What a pleasure it was to have all the pillars in the grain industry – and even international guests – together at the Grain Handling Organisation of Southern Africa’s 35th symposium on 22 and 23 March of this year.
A special word of thanks to our sponsors who contributed towards our organisation. Thank you to our regular sponsors as well as organisations who sponsored for the first time. We are grateful and privileged to receive contributions from you.
While we had the worst drought in South Africa and our neighbouring countries in over a hundred years in 2016, we were blessed during the 2017 crop year when the South African farmers produced one of the biggest maize crops in history – nearly 17 million tons. 2,628 million hectares were planted, with an average record yield of over 6 tons per hectare. The Free State, Mpumalanga and the North West Province produced over 80% of the total crop.
We would like to thank our members for the way they handled the huge crop. Silos were utilised to full capacity and we know silo owners had to move stocks around to accommodate everyone. Together with other commodities harvested during 2017, our members handled over 20 million tons of grain. Deep sea exports were just over 2 million tons. White maize was exported to Kenya and yellow maize to Japan, who prefers South African maize because of its hardness and GMO-free status, as well as to Korea and Taiwan.
According to the latest crop estimate 12,2 million tons of maize will be harvested during this coming season. With carry-over stocks of approximately 3,5 million tons of maize and consumption of 10,5 million tons per annum, we will be left with quite a few million tons of maize for exports. Apart from the regular exports of maize to our neighbouring countries Botswana, Lesotho, Zimbabwe, Zambia, Swaziland, Mozambique and Namibia, South Korea is in the market for maize at the moment. Should our prices be competitive with the USA, this could be a potential market. Favourable weather outlook and the volatility of the rand will remain focus areas, impacting the market.

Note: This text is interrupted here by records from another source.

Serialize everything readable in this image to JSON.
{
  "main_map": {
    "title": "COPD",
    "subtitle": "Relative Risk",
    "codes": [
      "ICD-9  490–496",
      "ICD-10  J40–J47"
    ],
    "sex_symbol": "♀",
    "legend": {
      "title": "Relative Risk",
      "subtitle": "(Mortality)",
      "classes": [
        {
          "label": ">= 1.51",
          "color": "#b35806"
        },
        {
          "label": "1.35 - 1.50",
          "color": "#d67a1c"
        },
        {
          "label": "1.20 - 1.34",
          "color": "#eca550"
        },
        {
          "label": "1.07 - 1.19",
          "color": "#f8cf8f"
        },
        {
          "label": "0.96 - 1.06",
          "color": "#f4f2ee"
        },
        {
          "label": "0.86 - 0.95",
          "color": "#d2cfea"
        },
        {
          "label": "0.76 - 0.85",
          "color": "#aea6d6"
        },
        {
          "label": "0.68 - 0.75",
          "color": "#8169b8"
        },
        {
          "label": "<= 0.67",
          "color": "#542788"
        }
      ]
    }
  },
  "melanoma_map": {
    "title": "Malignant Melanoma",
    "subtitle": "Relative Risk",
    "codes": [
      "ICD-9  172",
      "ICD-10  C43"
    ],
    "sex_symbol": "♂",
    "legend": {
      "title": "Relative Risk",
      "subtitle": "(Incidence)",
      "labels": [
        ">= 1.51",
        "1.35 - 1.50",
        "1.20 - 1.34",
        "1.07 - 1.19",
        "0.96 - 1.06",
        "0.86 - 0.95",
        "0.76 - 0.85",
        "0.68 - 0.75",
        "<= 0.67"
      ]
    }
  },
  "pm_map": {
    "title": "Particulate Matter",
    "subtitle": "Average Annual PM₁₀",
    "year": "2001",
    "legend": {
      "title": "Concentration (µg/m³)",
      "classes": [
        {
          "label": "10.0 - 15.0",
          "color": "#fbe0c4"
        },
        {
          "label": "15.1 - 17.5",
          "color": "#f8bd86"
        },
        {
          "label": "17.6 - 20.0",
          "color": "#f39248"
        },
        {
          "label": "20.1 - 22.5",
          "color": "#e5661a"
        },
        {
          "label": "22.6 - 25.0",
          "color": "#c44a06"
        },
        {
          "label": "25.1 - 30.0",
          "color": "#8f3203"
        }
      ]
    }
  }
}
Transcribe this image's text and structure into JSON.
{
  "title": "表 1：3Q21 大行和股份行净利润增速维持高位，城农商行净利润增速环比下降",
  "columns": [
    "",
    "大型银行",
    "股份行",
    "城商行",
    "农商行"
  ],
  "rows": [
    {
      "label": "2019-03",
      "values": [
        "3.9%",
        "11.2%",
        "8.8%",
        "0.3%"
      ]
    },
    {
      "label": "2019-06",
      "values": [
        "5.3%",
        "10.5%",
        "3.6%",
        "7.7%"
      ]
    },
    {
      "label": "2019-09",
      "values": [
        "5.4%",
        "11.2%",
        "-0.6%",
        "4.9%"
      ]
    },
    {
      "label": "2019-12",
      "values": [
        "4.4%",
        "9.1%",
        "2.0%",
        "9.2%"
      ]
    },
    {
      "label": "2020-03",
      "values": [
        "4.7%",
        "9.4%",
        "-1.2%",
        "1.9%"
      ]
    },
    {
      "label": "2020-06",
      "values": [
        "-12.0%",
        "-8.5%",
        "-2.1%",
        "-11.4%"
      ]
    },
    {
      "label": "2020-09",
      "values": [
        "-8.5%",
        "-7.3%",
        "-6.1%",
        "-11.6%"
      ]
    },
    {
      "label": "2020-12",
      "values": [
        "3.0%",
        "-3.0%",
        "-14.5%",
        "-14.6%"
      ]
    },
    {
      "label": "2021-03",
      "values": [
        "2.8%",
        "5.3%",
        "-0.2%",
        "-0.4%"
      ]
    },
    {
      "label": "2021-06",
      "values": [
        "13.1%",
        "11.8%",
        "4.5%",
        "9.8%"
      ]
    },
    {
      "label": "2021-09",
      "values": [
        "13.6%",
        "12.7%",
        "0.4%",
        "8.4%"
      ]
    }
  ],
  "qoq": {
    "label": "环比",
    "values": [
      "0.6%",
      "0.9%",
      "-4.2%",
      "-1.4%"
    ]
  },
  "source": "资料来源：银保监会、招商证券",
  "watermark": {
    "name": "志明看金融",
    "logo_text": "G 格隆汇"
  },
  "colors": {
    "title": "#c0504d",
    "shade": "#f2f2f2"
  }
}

Crop estimates for other commodities are as follows:
- Sunflower seeds: 732 000 metric tons down 16%
- Soybeans: 1,3 million tons up 4,5%
- Groundnuts: 89 000 metric tons down 3,5%
- Sorghum: 78 000 metric tons down 48%
The fact that 48% less sorghum has been planted, means that sorghum will have to be imported to meet the country’s demand. In the production area of Limpopo, which didn’t have enough rain during the sorghum planting season, producers planted cotton.
Through the good and the bad times, we in agriculture must ensure that the population of South Africa are sure of food security and food safety. In general, I am very proud of the wonderful co-operation that exists between the different organisations in agriculture.

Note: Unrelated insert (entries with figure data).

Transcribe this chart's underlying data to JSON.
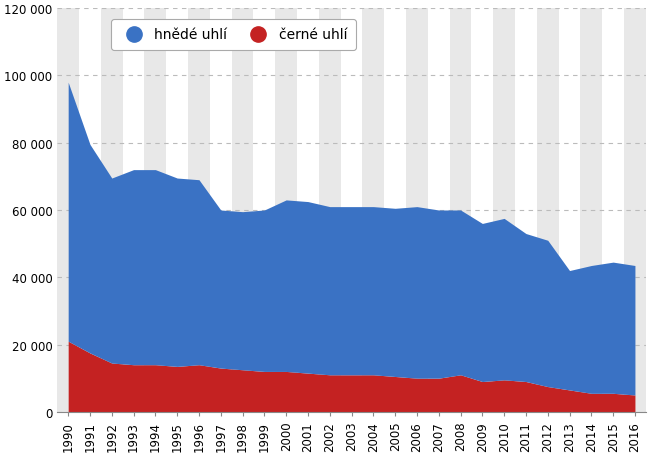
{
  "years": [
    1990,
    1991,
    1992,
    1993,
    1994,
    1995,
    1996,
    1997,
    1998,
    1999,
    2000,
    2001,
    2002,
    2003,
    2004,
    2005,
    2006,
    2007,
    2008,
    2009,
    2010,
    2011,
    2012,
    2013,
    2014,
    2015,
    2016
  ],
  "hnede_uhli": [
    77000,
    62000,
    55000,
    58000,
    58000,
    56000,
    55000,
    47000,
    47000,
    48000,
    51000,
    51000,
    50000,
    50000,
    50000,
    50000,
    51000,
    50000,
    49000,
    47000,
    48000,
    44000,
    43500,
    35500,
    38000,
    39000,
    38500
  ],
  "cerne_uhli": [
    21000,
    17500,
    14500,
    14000,
    14000,
    13500,
    14000,
    13000,
    12500,
    12000,
    12000,
    11500,
    11000,
    11000,
    11000,
    10500,
    10000,
    10000,
    11000,
    9000,
    9500,
    9000,
    7500,
    6500,
    5500,
    5500,
    5000
  ],
  "color_hnede": "#3a72c4",
  "color_cerne": "#c42222",
  "legend_label_hnede": "hnědé uhlí",
  "legend_label_cerne": "černé uhlí",
  "ylim": [
    0,
    120000
  ],
  "ytick_labels": [
    "0",
    "20 000",
    "40 000",
    "60 000",
    "80 000",
    "100 000",
    "120 000"
  ],
  "grid_color": "#bbbbbb",
  "background_color": "#ffffff",
  "column_bg_color": "#e8e8e8",
  "legend_fontsize": 10,
  "tick_fontsize": 8.5
}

We are particularly proud of our South African producers who are rated among the best in the world – they are absolute experts in farming.
At present we have approximately 33 000 primary producers, who do not receive any subsidies from Government as is the case in America and the rest of the world. At least 3 500 South African producers are currently farming in 45 of the 55 countries in Africa. Australia also would love to have our farmers – as was indicated just last week. We are facing a challenge in the farming industry as the average farmer’s age is over 60 and we need the younger generation to participate in supplying food to our nation. We also need to make sure that land expropriation without compensation does not go through, as we need our producers to ensure food security.
World production of maize is good, although less than last season due to weather conditions in the United States of America and South America. China is the second largest producer of maize after the United States of America. World domestic demand was up by 6 million tons, split between the USA, Brazil, the EU, China, India and South Africa. World ending stocks are nearly 200 million tons. Ending stocks for soybeans are 94 million tons.
Our wheat production is about 1,5 million tons, while our demand for wheat is roughly 3,2 million tons. During this season wheat was imported from countries like the United States of America, Germany, Argentina and especially the Black Sea countries. World wheat stocks are on 269 million tons, which shows clearly there is no shortage of wheat in the world.
There is a Chinese verb which states: ‘May you live in interesting times’. Well, we surely are.
Just take our beloved country, South Africa, and the turmoil we went through during the past few years: Corruption, state capture, the weakening of the rand, a credit downgrade, droughts, a president nobody respected and so many more negative experiences we faced. And then just as we thought it cannot get worse, such wonderful changes occurred: A new president, new cabinet, the rand strengthening and we had good rains in certain areas last year – we are full of hope for the future.
Sadly we had the horrible outbreak of listeriosis in our country. This is a challenge for the companies involved. Fortunately the prompt reaction of Government brought the outbreak under control.
Our prayers are still with the people in the Western, Eastern and Northern Cape and all the different parts of our country where rain is so desperately needed.
Unfortunately Moody’s warned that Cape Town’s water crisis will have a direct impact on the city’s budget and economy in 2018 and beyond. It stated that the water crisis will cause the city’s borrowing to rise sharply and the provincial economy to shrink. The estimated loss in income for the agricultural sector in the Western Cape due to the drought, is around
We in agriculture are obliged to promote food safety and security. Although there are so many negative influences from outside, we must still do our best and work together positively to achieve success in this country we love so much.
Thank you to all our strong leaders in agriculture and to everyone who contributes so loyally.